As stated, the type of meat for each of the sausages also consisted only of pork.

A final comparison is made with the types of husbandry.

The four-stage system from 1: stable to 4: premium is currently voluntary, but can provide a rough guide and can be found on many products in the supermarket.

Many people pay attention to these forms of posture.

Aldi is also trying to do more to promote animal protection.

Milk varieties from farming methods one and two are now banned here.

The three cheap products from the discounter are each printed with the husbandry form 2.

“Alnatura” meets the requirements of the EU organic regulation and is therefore comparable to the fourth level.

An inquiry from

WISO

to “Wilhelm Brandenburg” shows that the meat consists of levels one and two.

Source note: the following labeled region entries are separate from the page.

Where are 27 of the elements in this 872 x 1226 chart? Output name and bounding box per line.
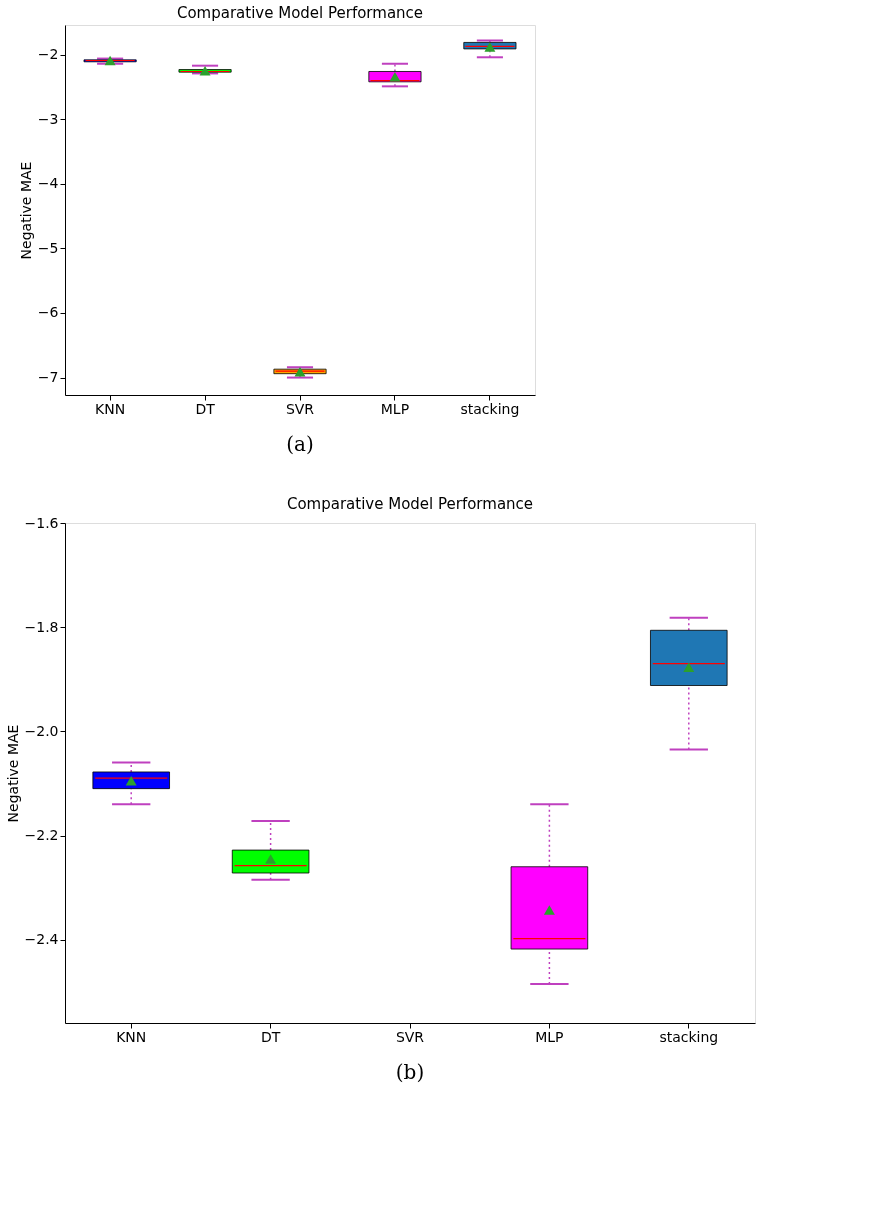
y-tick-label: −2.2 [24, 827, 59, 843]
y-axis-title: Negative MAE [4, 724, 21, 823]
y-tick-label: −2 [37, 46, 59, 63]
x-tick-label: MLP [380, 400, 410, 417]
y-tick-label: −1.8 [24, 618, 59, 635]
x-tick-label: KNN [116, 1028, 147, 1045]
x-tick-label: SVR [285, 400, 315, 417]
x-tick-label: KNN [95, 400, 126, 417]
y-tick-label: −7 [37, 369, 59, 386]
y-tick-label: −3 [37, 110, 59, 127]
y-tick-label: −5 [37, 239, 59, 256]
text: (a) [286, 432, 314, 456]
x-tick-label: SVR [395, 1028, 425, 1045]
y-tick-label: −6 [37, 304, 59, 321]
chart-title: Comparative Model Performance [286, 495, 534, 513]
y-axis-title: Negative MAE [17, 161, 34, 260]
x-tick-label: DT [195, 400, 216, 417]
x-tick-label: stacking [659, 1028, 719, 1045]
x-tick-label: MLP [535, 1028, 564, 1045]
y-tick-label: −2.0 [24, 722, 59, 739]
chart-title: Comparative Model Performance [176, 4, 424, 22]
y-tick-label: −1.6 [24, 514, 59, 531]
x-tick-label: stacking [460, 400, 520, 417]
text: (b) [395, 1060, 425, 1084]
y-tick-label: −2.4 [24, 931, 59, 948]
x-tick-label: DT [260, 1028, 281, 1045]
y-tick-label: −4 [37, 175, 59, 192]
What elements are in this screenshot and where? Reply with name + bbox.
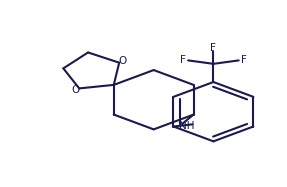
Text: F: F xyxy=(180,55,186,65)
Text: F: F xyxy=(210,43,216,53)
Text: NH: NH xyxy=(179,121,194,131)
Text: O: O xyxy=(119,56,127,66)
Text: O: O xyxy=(71,85,79,95)
Text: F: F xyxy=(241,55,247,65)
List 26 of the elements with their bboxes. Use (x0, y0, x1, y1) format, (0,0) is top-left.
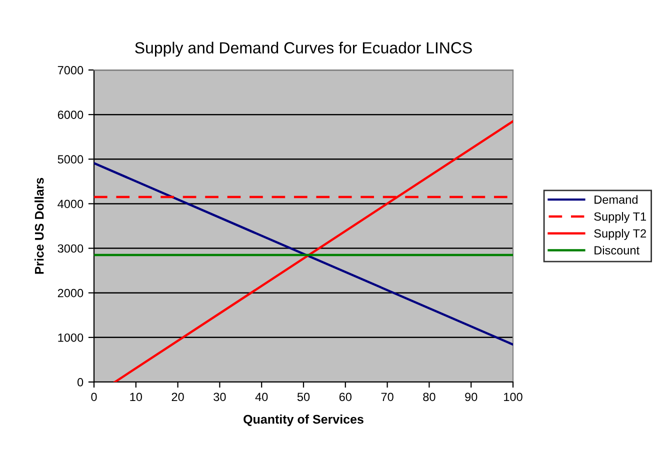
x-tick-label: 0 (91, 392, 97, 402)
legend-label: Discount (594, 246, 640, 255)
x-tick-label: 100 (504, 392, 522, 402)
y-tick-label: 3000 (58, 244, 84, 253)
x-tick-label: 20 (172, 392, 184, 402)
y-tick-label: 4000 (58, 200, 84, 208)
chart-title: Supply and Demand Curves for Ecuador LINCS (135, 42, 472, 57)
y-tick-label: 2000 (58, 288, 84, 298)
legend-label: Supply T1 (594, 212, 646, 224)
y-tick-label: 6000 (58, 110, 84, 119)
x-tick-label: 50 (297, 392, 310, 402)
y-tick-label: 1000 (58, 333, 84, 342)
x-axis-title: Quantity of Services (244, 414, 364, 426)
x-tick-label: 70 (381, 392, 394, 402)
y-tick-label: 5000 (58, 155, 84, 164)
legend-label: Supply T2 (594, 228, 646, 240)
legend-label: Demand (594, 195, 638, 204)
y-tick-label: 7000 (58, 66, 84, 74)
x-tick-label: 30 (214, 392, 226, 402)
y-axis-title: Price US Dollars (34, 178, 44, 274)
x-tick-label: 80 (423, 392, 436, 402)
x-tick-label: 40 (255, 392, 268, 402)
x-tick-label: 10 (130, 392, 142, 402)
x-tick-label: 60 (339, 392, 352, 402)
x-tick-label: 90 (465, 392, 478, 402)
y-tick-label: 0 (77, 378, 84, 386)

“Against this background, there is no corresponding, uniform award,” the statement says.

“Herta” does not respond to WISO’s request, so the type of husbandry remains unclear.

Product tests are always carried out and are a good way to test the quality and taste of a food.

For example, peach teas were tested and an expensive product was convincing.

Completely different in the mineral water test.

The winner here was a cheap product.